Data Science: Measuring Uncertainties

by
Carlos Alberto de Braganca Pereira
1,*,†,
Adriano Polpo
2,† and
Agatha Sacramento Rodrigues
3,†
1
Department of Statistics, Institute of Mathematics and Statistics, University of Sao Paulo, Sao Paulo 05508-090, Brazil
2
Department of Mathematics and Statistics, The University of Western Australia, Perth, WA 6009, Australia
3
Department of Statistics, Federal University of Espirito Santo, Vitoria 29075-910, Brazil
*
Author to whom correspondence should be addressed.
These authors contributed equally to this work.
Entropy 2020, 22(12), 1438; https://doi.org/10.3390/e22121438
Submission received: 26 November 2020 / Revised: 11 December 2020 / Accepted: 15 December 2020 / Published: 20 December 2020
(This article belongs to the Special Issue Data Science: Measuring Uncertainties)
With the increase in data processing and storage capacity, a large amount of data is available. Data without analysis does not have much value. Thus, the demand for data analysis is increasing daily, and the consequence is the appearance of a large number of jobs and published articles in this area.

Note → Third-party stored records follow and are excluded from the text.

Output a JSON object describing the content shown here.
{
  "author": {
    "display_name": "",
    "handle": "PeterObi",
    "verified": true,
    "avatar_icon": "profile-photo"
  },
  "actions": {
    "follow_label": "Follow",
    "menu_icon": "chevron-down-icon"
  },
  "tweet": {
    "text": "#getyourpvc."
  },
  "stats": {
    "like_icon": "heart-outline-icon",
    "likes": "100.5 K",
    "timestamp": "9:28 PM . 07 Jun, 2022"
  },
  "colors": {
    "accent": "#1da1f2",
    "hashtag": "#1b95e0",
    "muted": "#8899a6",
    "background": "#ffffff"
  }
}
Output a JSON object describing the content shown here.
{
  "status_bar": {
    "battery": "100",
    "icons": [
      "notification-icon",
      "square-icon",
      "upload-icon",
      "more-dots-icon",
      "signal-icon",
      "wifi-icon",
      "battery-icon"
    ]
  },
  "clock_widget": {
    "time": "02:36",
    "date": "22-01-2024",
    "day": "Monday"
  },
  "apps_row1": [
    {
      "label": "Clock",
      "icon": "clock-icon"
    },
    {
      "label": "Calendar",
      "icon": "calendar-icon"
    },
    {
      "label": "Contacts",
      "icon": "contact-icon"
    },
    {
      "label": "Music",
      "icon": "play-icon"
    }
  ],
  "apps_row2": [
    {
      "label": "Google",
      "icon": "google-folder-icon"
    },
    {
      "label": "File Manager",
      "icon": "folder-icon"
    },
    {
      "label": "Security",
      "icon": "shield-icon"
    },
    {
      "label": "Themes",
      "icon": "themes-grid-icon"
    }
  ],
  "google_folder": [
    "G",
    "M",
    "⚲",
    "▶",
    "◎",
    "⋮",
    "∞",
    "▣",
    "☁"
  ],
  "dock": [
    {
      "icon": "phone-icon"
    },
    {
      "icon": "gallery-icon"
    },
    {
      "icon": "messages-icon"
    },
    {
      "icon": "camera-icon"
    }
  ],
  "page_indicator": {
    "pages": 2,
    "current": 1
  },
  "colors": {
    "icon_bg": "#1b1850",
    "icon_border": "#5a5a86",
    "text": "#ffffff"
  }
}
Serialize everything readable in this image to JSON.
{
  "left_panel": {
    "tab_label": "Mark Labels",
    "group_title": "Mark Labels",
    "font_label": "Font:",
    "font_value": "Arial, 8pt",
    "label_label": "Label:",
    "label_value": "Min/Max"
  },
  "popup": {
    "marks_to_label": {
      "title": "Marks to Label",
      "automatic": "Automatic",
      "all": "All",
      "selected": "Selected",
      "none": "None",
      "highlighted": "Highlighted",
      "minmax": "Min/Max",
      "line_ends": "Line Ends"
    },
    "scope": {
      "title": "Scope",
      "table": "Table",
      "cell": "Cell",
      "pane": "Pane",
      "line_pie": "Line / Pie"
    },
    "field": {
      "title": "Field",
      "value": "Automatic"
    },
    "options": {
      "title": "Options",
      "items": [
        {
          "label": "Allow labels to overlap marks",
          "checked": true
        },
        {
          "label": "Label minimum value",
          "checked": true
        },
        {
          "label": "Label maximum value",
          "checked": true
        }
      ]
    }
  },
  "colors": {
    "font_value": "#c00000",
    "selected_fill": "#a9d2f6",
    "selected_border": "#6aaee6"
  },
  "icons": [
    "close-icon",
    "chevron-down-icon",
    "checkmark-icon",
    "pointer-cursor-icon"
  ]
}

Data science has emerged as a multidisciplinary field to support data-driven activities, integrating and developing ideas, methods and processes to extract information from data. There are methods built from different areas of knowledge: Statistics, Computer Science, Mathematics, Physics, Information Science and Engineering, among others. This mixture of areas gave rise to what we call Data Science.
New solutions to new problems have been proposed rapidly for large volumes of data. Current and future challenges require greater care in creating new solutions that satisfy the rationality of each type of problem. Labels such as Big Data, Data Science, Machine Learning, Statistical Learning and Artificial Intelligence are demanding more sophistication in their foundations and in the way they are being applied. This point highlights the importance of building the foundations of Data Science.
This Special Issue is dedicated to solutions and discussions of measuring uncertainties in data analysis problems. The twelve articles in this edition discuss data science problems. The articles consider the reasoning behind their proposed solutions and illustrate how to apply them either in a real dataset or simulated dataset.
As stated earlier, multidisciplinarity is an important feature of data science, and this is clearly presented in this Special Issue. Ref. [1] proposes a new method for modelling problems and a data-clustering framework, and ref. [2] considers the estimation of the probability density function. In terms of the stochastic process, ref. [3] considers the fundamental properties of Tensor Markov Fields. Under a Bayesian paradigm of Statistical Inference, ref. [4] proposes a solution to classification problems.
Time series is one of the most prominent areas in data science, and some of the articles published here propose solutions with practical motivations in this area [5,6,7,8]. As mentioned before, this Special Issue encouraged articles on the foundations of measuring uncertainty [9,10,11,12].
The first article of this Special Issue was published on 30 October 2019, and the last on 26 October 2020. The articles are briefly discussed below, in order of the date of submission.
Due to its flexibility for treating heterogeneous populations, mixture models have been increasingly considered in modelling problems, and it provides a better cluster interpretation under a data-clustering framework [13].
In the traditional literature solutions, the results of the mixture model fit are highly dependent on the choice of the number of components fixed a priori. Thus, selecting an incorrect number of mixture components may cause the non-convergence of the algorithm and/or a short exploration of the clusterings [1].
Ref. [1] is the first published article in this issue. The authors propose an integrated approach that jointly selects the number of clusters and estimates the parameters of interest, without needing to specify (fix) the number of components. The authors developed the ISEM (integrated stochastic expectation maximisation) algorithm where the allocation probabilities depend on the number of clusters, and they are independent of the number of components of the mixture model.
In addition to theoretical development and evaluation of the proposed algorithm through simulation studies, the authors analyse two datasets. The first one refers to velocity in km/s of 82 galaxies from 6 well-separated conic sections of an unfilled survey of the Corona Borealis region; this is well-known Galaxy data in the literature. The second dataset refers to an acidity index measured in a sample of 155 lakes in central-north Wisconsin.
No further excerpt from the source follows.